Thiruvananthapuram: The opposition UDF members staged a walkout in the Kerala Assembly on Wednesday in protest against the government's decision to accept the recommendations of the M A Khader Committee set up to overhaul the school education system. The opposition said the committee's recommendations would kill the quality of school education.
Education Minister C Raveendranath attempted to assuage the members saying that the government had no intention of implementing the report in its full, at least in the first phase. “We have taken up only two aspects of the 14 major recommendations that the committee had made. And these relate only to the improvement in academic quality and the administrative restructuring of the school system,” the minister said while replying to the adjournment motion moved by Muslim League leader K N A Khader.
The minister said that even the two recommendations taken up from the Khader committee report were put through various changes after detailed discussions with stakeholders like teacher and non-teacher organisations, student organisations and school managements. K N A Khader, in turn, said that the changes would destroy democracy in the school education system and would lead to the centralisation of the decision making process.
The minister listed three major changes on the basis of the recommendations made by the Khader committee. One, the lower primary, upper primary, higher secondary and vocational higher secondary wings in a school will come under a single principal.

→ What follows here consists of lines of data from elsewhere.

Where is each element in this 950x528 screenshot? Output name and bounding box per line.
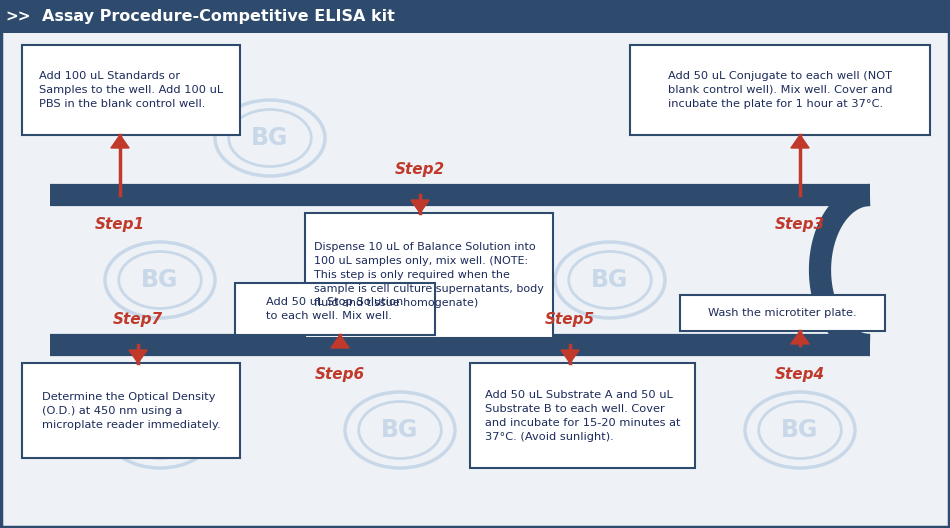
FancyBboxPatch shape bbox=[22, 45, 240, 135]
FancyBboxPatch shape bbox=[680, 295, 885, 331]
FancyBboxPatch shape bbox=[470, 363, 695, 468]
Polygon shape bbox=[791, 135, 809, 148]
Text: >>: >> bbox=[6, 10, 30, 24]
Text: BG: BG bbox=[142, 418, 179, 442]
Text: Add 50 uL Substrate A and 50 uL
Substrate B to each well. Cover
and incubate for: Add 50 uL Substrate A and 50 uL Substrat… bbox=[484, 390, 680, 441]
Polygon shape bbox=[791, 331, 809, 344]
Text: Add 100 uL Standards or
Samples to the well. Add 100 uL
PBS in the blank control: Add 100 uL Standards or Samples to the w… bbox=[39, 71, 223, 109]
Text: Dispense 10 uL of Balance Solution into
100 uL samples only, mix well. (NOTE:
Th: Dispense 10 uL of Balance Solution into … bbox=[314, 242, 544, 308]
Text: Assay Procedure-Competitive ELISA kit: Assay Procedure-Competitive ELISA kit bbox=[42, 10, 395, 24]
Text: Add 50 uL Stop Solution
to each well. Mix well.: Add 50 uL Stop Solution to each well. Mi… bbox=[266, 297, 404, 321]
FancyBboxPatch shape bbox=[630, 45, 930, 135]
Text: Determine the Optical Density
(O.D.) at 450 nm using a
microplate reader immedia: Determine the Optical Density (O.D.) at … bbox=[42, 391, 220, 429]
Text: BG: BG bbox=[591, 268, 629, 292]
FancyBboxPatch shape bbox=[22, 363, 240, 458]
Text: BG: BG bbox=[252, 126, 289, 150]
Polygon shape bbox=[129, 350, 147, 363]
Polygon shape bbox=[411, 200, 429, 213]
Text: BG: BG bbox=[781, 418, 819, 442]
Text: Step5: Step5 bbox=[545, 312, 595, 327]
Text: BG: BG bbox=[142, 268, 179, 292]
FancyBboxPatch shape bbox=[305, 213, 553, 338]
Text: Wash the microtiter plate.: Wash the microtiter plate. bbox=[708, 308, 857, 318]
FancyBboxPatch shape bbox=[235, 283, 435, 335]
Text: Add 50 uL Conjugate to each well (NOT
blank control well). Mix well. Cover and
i: Add 50 uL Conjugate to each well (NOT bl… bbox=[668, 71, 892, 109]
Text: Step4: Step4 bbox=[775, 367, 825, 382]
Polygon shape bbox=[111, 135, 129, 148]
Polygon shape bbox=[870, 1, 945, 33]
Text: Step3: Step3 bbox=[775, 217, 825, 232]
Text: Step2: Step2 bbox=[395, 162, 445, 177]
Text: Step1: Step1 bbox=[95, 217, 145, 232]
Polygon shape bbox=[560, 350, 580, 363]
Text: Step7: Step7 bbox=[113, 312, 163, 327]
Text: Step6: Step6 bbox=[315, 367, 365, 382]
Polygon shape bbox=[331, 335, 349, 348]
Text: BG: BG bbox=[381, 418, 419, 442]
FancyBboxPatch shape bbox=[1, 1, 949, 33]
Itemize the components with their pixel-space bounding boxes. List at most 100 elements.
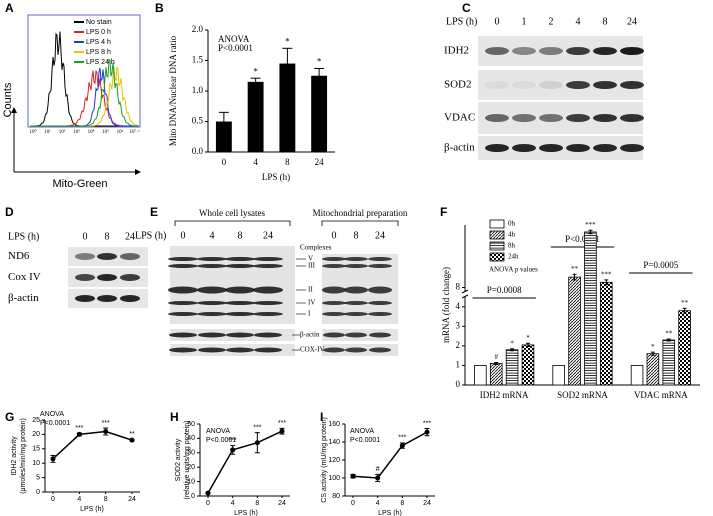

The higher secondary principal, who till now was responsible only for higher secondary classes, will be the principal of all the wings, right down to the lower primary classes. The school head master will be the vice principal of the entire school, right up to the higher secondary classes.
“Bringing the school under one principal would enhance the chances of the school transforming into a single family-like unit. It will also allow people's representatives to coordinate activities for the school more smoothly. Now, there was confusion as to whom to contact for school-related activities, should it be the principal or should it be the headmaster,” the minister said.
Two, there will be a unified office system for schools. Three, the post of Director of General Education (DGE) will subsume posts like Directorate of Public Instructions (DPI) and Higher Secondary Directorate and Vocational Higher Secondary Directorate. The minister said this would cut down disputes regarding the posts of principals and headmasters in schools. However, the posts of assistant educational officer, district educational officer and the deputy director of education will stay. The committee had called for the scrapping of these posts.
“All of these changes reflect administrative restructuring and has nothing to do with academic excellence,” K N A Khader said. He also pointed out what he called the folly of appointing a headmaster, who is a lower secondary teacher, as the vice principal of the entire school. “A higher secondary teacher is far more qualified than a lower secondary teacher and catapulting a lower secondary teacher above higher secondary teachers could trigger serious displeasure,” Khader said.
The opposition members also flagged the concern among higher secondary teachers that they may be asked to teach lower classes. The minister said such fears were misplaced.